CSM for Resiliency may also generate events if it is unable to cleanup a pod for some reason. For example, it may not clean up a pod because the pod is still doing I/O to the array.
Before putting an application into production that relies on CSM for Resiliency monitoring, it is important to do a few test failovers first. To do this take the node that is running the pod offline for at least 2-3 minutes. Verify that there is an event message similar to the one above is logged, and that the pod recovers and restarts normally with no loss of data. (Note that if the node is running many CSM for Resiliency protected pods, the node may need to be down longer for CSM for Resiliency to have time to evacuate all the protected pods.)
It is recommended that pods that will be monitored by CSM for Resiliency be configured to exit if they receive any I/O errors. That should help achieve the recovery as quickly as possible.
CSM for Resiliency does not directly monitor application health. However, if standard Kubernetes health checks are configured, that may help reduce pod recovery time in the event of node failure, as CSM for Resiliency should receive an event that the application is Not Ready. Note that a Not Ready pod is not sufficient to trigger CSM for Resiliency action unless there is also some condition indicating a Node failure or problem, such as the Node is tainted, or the array has lost connectivity to the node.

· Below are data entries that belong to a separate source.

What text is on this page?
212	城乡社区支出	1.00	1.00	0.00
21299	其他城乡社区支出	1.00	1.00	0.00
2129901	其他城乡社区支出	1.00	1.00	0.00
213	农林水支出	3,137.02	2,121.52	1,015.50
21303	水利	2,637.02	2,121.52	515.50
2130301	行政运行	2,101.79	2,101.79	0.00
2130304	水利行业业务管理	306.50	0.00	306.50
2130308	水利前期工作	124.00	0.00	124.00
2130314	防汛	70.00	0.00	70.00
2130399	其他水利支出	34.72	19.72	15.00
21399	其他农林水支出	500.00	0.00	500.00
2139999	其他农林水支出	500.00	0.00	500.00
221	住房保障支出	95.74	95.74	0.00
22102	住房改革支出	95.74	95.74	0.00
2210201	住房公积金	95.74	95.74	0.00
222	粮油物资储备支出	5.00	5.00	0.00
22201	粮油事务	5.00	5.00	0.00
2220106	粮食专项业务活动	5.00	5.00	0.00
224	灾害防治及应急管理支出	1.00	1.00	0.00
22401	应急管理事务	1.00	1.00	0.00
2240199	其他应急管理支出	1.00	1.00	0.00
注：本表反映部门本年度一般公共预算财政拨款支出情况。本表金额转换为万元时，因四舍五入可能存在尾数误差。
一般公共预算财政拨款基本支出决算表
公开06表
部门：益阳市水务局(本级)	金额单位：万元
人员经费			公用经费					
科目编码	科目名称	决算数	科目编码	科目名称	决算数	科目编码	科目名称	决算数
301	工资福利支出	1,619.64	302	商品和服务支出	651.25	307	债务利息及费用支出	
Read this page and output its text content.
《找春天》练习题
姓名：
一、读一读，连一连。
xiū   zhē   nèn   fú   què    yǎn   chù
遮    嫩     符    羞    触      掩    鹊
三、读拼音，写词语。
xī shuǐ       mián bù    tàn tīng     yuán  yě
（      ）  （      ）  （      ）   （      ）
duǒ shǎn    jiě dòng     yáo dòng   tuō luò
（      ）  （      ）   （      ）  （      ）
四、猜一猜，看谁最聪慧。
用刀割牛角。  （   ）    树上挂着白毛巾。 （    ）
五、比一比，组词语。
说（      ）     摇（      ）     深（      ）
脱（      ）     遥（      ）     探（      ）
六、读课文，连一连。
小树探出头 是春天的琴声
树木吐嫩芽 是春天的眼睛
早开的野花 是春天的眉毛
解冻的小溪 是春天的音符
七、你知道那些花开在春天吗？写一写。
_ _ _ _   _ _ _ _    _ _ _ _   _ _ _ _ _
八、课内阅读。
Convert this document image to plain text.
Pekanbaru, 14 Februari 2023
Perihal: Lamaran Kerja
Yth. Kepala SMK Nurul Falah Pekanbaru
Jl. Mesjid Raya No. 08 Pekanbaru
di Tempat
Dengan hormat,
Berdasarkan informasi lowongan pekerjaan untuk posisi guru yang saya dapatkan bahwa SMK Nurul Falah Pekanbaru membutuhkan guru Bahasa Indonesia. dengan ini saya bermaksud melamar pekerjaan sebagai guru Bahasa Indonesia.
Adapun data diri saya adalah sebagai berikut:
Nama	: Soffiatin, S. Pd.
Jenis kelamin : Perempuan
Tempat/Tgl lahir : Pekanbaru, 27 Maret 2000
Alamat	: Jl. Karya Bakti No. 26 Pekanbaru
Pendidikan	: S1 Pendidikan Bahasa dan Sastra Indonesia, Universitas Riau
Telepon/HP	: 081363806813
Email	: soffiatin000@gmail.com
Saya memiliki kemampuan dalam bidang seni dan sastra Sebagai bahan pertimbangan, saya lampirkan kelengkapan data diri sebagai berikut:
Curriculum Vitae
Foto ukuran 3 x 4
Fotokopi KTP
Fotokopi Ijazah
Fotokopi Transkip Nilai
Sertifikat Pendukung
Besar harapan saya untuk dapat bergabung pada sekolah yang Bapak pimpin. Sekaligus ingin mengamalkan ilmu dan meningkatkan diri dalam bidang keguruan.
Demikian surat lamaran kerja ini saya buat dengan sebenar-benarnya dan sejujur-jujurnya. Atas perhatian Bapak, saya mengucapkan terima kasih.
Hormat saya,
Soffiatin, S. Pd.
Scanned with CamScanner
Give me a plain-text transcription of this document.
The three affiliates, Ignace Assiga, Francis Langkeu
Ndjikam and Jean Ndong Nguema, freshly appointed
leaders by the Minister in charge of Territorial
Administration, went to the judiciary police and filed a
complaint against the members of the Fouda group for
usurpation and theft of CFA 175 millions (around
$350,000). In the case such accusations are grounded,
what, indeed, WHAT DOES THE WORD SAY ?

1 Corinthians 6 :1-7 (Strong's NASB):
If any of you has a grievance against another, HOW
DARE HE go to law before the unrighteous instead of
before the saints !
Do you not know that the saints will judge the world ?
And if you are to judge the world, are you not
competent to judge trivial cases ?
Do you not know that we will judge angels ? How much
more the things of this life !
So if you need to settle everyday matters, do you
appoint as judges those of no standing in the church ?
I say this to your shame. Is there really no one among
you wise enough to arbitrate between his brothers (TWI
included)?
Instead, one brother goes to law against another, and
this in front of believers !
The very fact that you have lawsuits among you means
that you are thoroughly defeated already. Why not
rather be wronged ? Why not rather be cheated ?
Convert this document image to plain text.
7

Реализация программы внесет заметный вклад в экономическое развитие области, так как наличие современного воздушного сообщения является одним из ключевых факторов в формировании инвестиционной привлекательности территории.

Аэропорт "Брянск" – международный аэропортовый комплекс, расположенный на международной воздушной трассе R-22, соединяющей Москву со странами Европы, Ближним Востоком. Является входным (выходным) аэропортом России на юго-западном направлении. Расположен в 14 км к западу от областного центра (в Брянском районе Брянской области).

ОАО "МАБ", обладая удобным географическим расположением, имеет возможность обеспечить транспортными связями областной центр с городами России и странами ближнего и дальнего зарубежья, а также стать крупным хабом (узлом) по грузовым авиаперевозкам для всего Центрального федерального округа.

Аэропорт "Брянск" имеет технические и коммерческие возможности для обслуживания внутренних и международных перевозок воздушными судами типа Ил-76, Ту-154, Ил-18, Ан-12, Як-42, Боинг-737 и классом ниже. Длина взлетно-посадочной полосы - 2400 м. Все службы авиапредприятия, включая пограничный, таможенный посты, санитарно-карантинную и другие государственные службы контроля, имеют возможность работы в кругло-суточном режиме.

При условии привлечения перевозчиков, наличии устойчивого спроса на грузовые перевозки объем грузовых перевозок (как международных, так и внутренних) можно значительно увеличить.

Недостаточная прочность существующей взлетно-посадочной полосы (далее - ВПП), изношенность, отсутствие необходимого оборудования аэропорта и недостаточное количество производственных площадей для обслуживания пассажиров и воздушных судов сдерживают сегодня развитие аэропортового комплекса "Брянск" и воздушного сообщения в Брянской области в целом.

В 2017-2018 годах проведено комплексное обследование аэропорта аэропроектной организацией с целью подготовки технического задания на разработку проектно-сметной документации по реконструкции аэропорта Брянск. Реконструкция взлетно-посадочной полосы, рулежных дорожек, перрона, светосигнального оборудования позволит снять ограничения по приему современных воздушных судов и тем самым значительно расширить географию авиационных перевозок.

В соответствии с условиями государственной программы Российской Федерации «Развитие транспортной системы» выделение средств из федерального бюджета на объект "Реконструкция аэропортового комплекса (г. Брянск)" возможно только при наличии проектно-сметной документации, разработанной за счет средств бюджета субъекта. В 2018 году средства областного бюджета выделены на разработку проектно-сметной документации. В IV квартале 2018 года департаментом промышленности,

As noted previously in the Limitations and Exclusions section, CSM for Resiliency has not yet been verified to work with ReadWriteMany or ReadOnlyMany volumes. Also, it has not been verified to work with pod controllers other than StatefulSet.
Recovering From Failures
Normally CSM for Resiliency should be able to move pods that have been impacted by Node Failures to a healthy node. After the failed nodes have come back online, CSM for Resiliency cleans them up (especially any potential zombie pods) and then automatically removes the CSM for Resiliency node taint that prevents pods from being scheduled to the failed node(s). There are a few cases where this cannot be fully automated and operator intervention is required, including:
CSM for Resiliency expects that when a node failure occurs, all CSM for Resiliency labeled pods are evacuated and rescheduled on other nodes. This process may not complete however if the node comes back online before CSM for Resiliency has had time to evacuate all the labeled pods. The remaining pods may not restart correctly, going to “Error” or “CrashLoopBackoff”. We are considering some possible remediation for this condition but have not implemented them yet.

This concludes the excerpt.